QA180 QUESTION: One of my most important problems is that when I’m in a relationship, I feel very threatened, and I always have a feeling of competition, especially in a relationship with a man. I feel competition from other women and this takes the form of jealousy.

ANSWER: Yes. Now, of course, the dynamics of such a situation go much deeper than I can possibly handle in one answer in such an evening. And also even if I could give you all the answers, it would not be sufficient for you to work it out, because you have to come to feel it.

There are only certain things I will go into at this time with the hope that this may make some sense to you. Even if you feel just an inkling of it and you can build upon this realization, or you can open a new door of introspection in this respect, this might lead you to a greater understanding of your problem and eventually to resolving it.

Now, the first thing I would like to say is that the jealousy, the insecurity, the threat, the competitiveness – all of which are aspects of the same thing – are caused by an initial fear of your feelings, fear of commitment to the total flow of your feelings. You may, of course, rationalize this by putting the cart before the horse, which mankind is so prone to do.

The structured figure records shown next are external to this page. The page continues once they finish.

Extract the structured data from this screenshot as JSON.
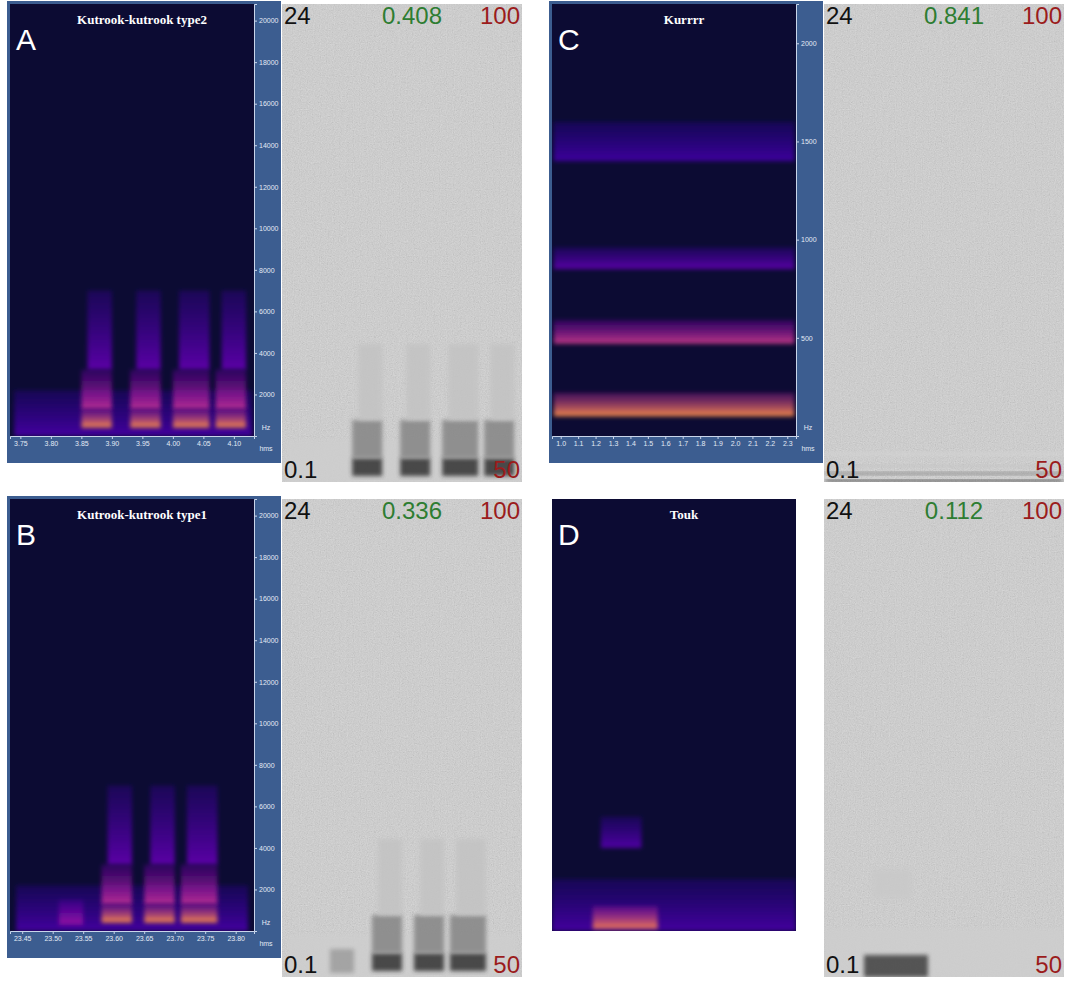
{
  "chart_data": [
    {
      "type": "spectrogram",
      "letter": "A",
      "title": "Kutrook-kutrook type2",
      "xlim": [
        3.733,
        4.133
      ],
      "xticks": [
        3.75,
        {
          "value": 3.8,
          "label": "3.80"
        },
        3.85,
        {
          "value": 3.9,
          "label": "3.90"
        },
        3.95,
        {
          "value": 4.0,
          "label": "4.00"
        },
        4.05,
        {
          "value": 4.1,
          "label": "4.10"
        }
      ],
      "ylim": [
        0,
        20800
      ],
      "yticks": [
        2000,
        4000,
        6000,
        8000,
        10000,
        12000,
        14000,
        16000,
        18000,
        20000
      ],
      "x_label": "hms",
      "y_label": "Hz",
      "bands": [
        {
          "start": 3.74,
          "end": 4.13,
          "low": 0,
          "high": 2200,
          "level": 0.12
        },
        {
          "start": 3.85,
          "end": 3.9,
          "low": 400,
          "high": 1300,
          "level": 0.8
        },
        {
          "start": 3.85,
          "end": 3.9,
          "low": 1300,
          "high": 3200,
          "level": 0.45
        },
        {
          "start": 3.86,
          "end": 3.9,
          "low": 3200,
          "high": 7000,
          "level": 0.18
        },
        {
          "start": 3.93,
          "end": 3.98,
          "low": 400,
          "high": 1300,
          "level": 0.8
        },
        {
          "start": 3.93,
          "end": 3.98,
          "low": 1300,
          "high": 3200,
          "level": 0.45
        },
        {
          "start": 3.94,
          "end": 3.98,
          "low": 3200,
          "high": 7000,
          "level": 0.18
        },
        {
          "start": 4.0,
          "end": 4.06,
          "low": 400,
          "high": 1300,
          "level": 0.8
        },
        {
          "start": 4.0,
          "end": 4.06,
          "low": 1300,
          "high": 3200,
          "level": 0.45
        },
        {
          "start": 4.01,
          "end": 4.06,
          "low": 3200,
          "high": 7000,
          "level": 0.18
        },
        {
          "start": 4.07,
          "end": 4.12,
          "low": 400,
          "high": 1300,
          "level": 0.8
        },
        {
          "start": 4.07,
          "end": 4.12,
          "low": 1300,
          "high": 3200,
          "level": 0.45
        },
        {
          "start": 4.08,
          "end": 4.12,
          "low": 3200,
          "high": 7000,
          "level": 0.18
        }
      ],
      "right": {
        "ylim": [
          100,
          24000
        ],
        "yticks": [
          {
            "value": 24000,
            "label": "24"
          },
          {
            "value": 100,
            "label": "0.1"
          }
        ],
        "y2lim": [
          50,
          100
        ],
        "y2ticks": [
          100,
          50
        ],
        "duration": 0.408
      }
    },
    {
      "type": "spectrogram",
      "letter": "B",
      "title": "Kutrook-kutrook type1",
      "xlim": [
        23.43,
        23.83
      ],
      "xticks": [
        23.45,
        {
          "value": 23.5,
          "label": "23.50"
        },
        23.55,
        {
          "value": 23.6,
          "label": "23.60"
        },
        23.65,
        {
          "value": 23.7,
          "label": "23.70"
        },
        23.75,
        {
          "value": 23.8,
          "label": "23.80"
        }
      ],
      "ylim": [
        0,
        20800
      ],
      "yticks": [
        2000,
        4000,
        6000,
        8000,
        10000,
        12000,
        14000,
        16000,
        18000,
        20000
      ],
      "x_label": "hms",
      "y_label": "Hz",
      "bands": [
        {
          "start": 23.44,
          "end": 23.82,
          "low": 0,
          "high": 2200,
          "level": 0.12
        },
        {
          "start": 23.51,
          "end": 23.55,
          "low": 300,
          "high": 1500,
          "level": 0.35
        },
        {
          "start": 23.58,
          "end": 23.63,
          "low": 400,
          "high": 1300,
          "level": 0.8
        },
        {
          "start": 23.58,
          "end": 23.63,
          "low": 1300,
          "high": 3200,
          "level": 0.45
        },
        {
          "start": 23.59,
          "end": 23.63,
          "low": 3200,
          "high": 7000,
          "level": 0.18
        },
        {
          "start": 23.65,
          "end": 23.7,
          "low": 400,
          "high": 1300,
          "level": 0.8
        },
        {
          "start": 23.65,
          "end": 23.7,
          "low": 1300,
          "high": 3200,
          "level": 0.45
        },
        {
          "start": 23.66,
          "end": 23.7,
          "low": 3200,
          "high": 7000,
          "level": 0.18
        },
        {
          "start": 23.71,
          "end": 23.77,
          "low": 400,
          "high": 1300,
          "level": 0.8
        },
        {
          "start": 23.71,
          "end": 23.77,
          "low": 1300,
          "high": 3200,
          "level": 0.45
        },
        {
          "start": 23.72,
          "end": 23.77,
          "low": 3200,
          "high": 7000,
          "level": 0.18
        }
      ],
      "right": {
        "ylim": [
          100,
          24000
        ],
        "yticks": [
          {
            "value": 24000,
            "label": "24"
          },
          {
            "value": 100,
            "label": "0.1"
          }
        ],
        "y2lim": [
          50,
          100
        ],
        "y2ticks": [
          100,
          50
        ],
        "duration": 0.336
      }
    },
    {
      "type": "spectrogram",
      "letter": "C",
      "title": "Kurrrr",
      "xlim": [
        0.95,
        2.35
      ],
      "xticks": [
        {
          "value": 1.0,
          "label": "1.0"
        },
        1.1,
        1.2,
        1.3,
        1.4,
        1.5,
        1.6,
        1.7,
        1.8,
        1.9,
        {
          "value": 2.0,
          "label": "2.0"
        },
        2.1,
        2.2,
        2.3
      ],
      "ylim": [
        0,
        2200
      ],
      "yticks": [
        500,
        1000,
        1500,
        2000
      ],
      "x_label": "hms",
      "y_label": "Hz",
      "bands": [
        {
          "start": 0.96,
          "end": 2.34,
          "low": 100,
          "high": 220,
          "level": 0.8
        },
        {
          "start": 0.96,
          "end": 2.34,
          "low": 470,
          "high": 590,
          "level": 0.5
        },
        {
          "start": 0.96,
          "end": 2.34,
          "low": 850,
          "high": 960,
          "level": 0.18
        },
        {
          "start": 0.96,
          "end": 2.34,
          "low": 1400,
          "high": 1600,
          "level": 0.1
        }
      ],
      "right": {
        "ylim": [
          100,
          24000
        ],
        "yticks": [
          {
            "value": 24000,
            "label": "24"
          },
          {
            "value": 100,
            "label": "0.1"
          }
        ],
        "y2lim": [
          50,
          100
        ],
        "y2ticks": [
          100,
          50
        ],
        "duration": 0.841
      }
    },
    {
      "type": "spectrogram",
      "letter": "D",
      "title": "Touk",
      "xlim": [
        0,
        0.3
      ],
      "ylim": [
        0,
        20800
      ],
      "tick_labels": false,
      "bands": [
        {
          "start": 0.0,
          "end": 0.3,
          "low": 0,
          "high": 2500,
          "level": 0.12
        },
        {
          "start": 0.05,
          "end": 0.13,
          "low": 100,
          "high": 1200,
          "level": 0.75
        },
        {
          "start": 0.06,
          "end": 0.11,
          "low": 4000,
          "high": 5500,
          "level": 0.15
        }
      ],
      "right": {
        "ylim": [
          100,
          24000
        ],
        "yticks": [
          {
            "value": 24000,
            "label": "24"
          },
          {
            "value": 100,
            "label": "0.1"
          }
        ],
        "y2lim": [
          50,
          100
        ],
        "y2ticks": [
          100,
          50
        ],
        "duration": 0.112
      }
    }
  ]
}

In other words, you may say it is because you are afraid and insecure and jealous that you hold back on your feelings. And I say it is exactly the other way around. You are afraid of competition, you are jealous, you are insecure, because you hold back your feelings. There is a deep anxiety and fear in this regard, a constrictiveness and a holding in you, which creates the whole problem here.

In order to really dissolve this, in order to become capable of totally feeling what I say here and making the inner decision to change, it requires a long time of work on such a path, self-observation and insight. You need understanding of yourself and allowing your feelings to be as they are – even if they are irrational – without acting them out or explaining them away, but merely observing them for what they are.

This will eventually lead you to the point where you will take the apparent risk to let yourself feel. And that will then alter the entire situation. Because, you see, here is also another matter that is part and parcel of this. It is the type of person you attract to yourself as a result of this problem, which may then, on the surface, seem to justify your uncertainty.

Many times – perhaps not always, but many times – the person you are involved with may indeed have his own problems and may not be ready for an inner commitment to his feelings on his part, which then creates a vicious circle. You pick this up in your unconscious and you say, “Well, of course, if he feels that way, how can I then let go?” And vice versa.

The initial problem “I must hold back my feelings” is always then encouraged and justified by having a partner who seems to bear out the apparent wisdom of holding back on the feelings. But if you are, in principle, willing to let go of your feelings – which does not mean blindness and an unrealistic attitude; quite on the contrary – you will then choose very different partners.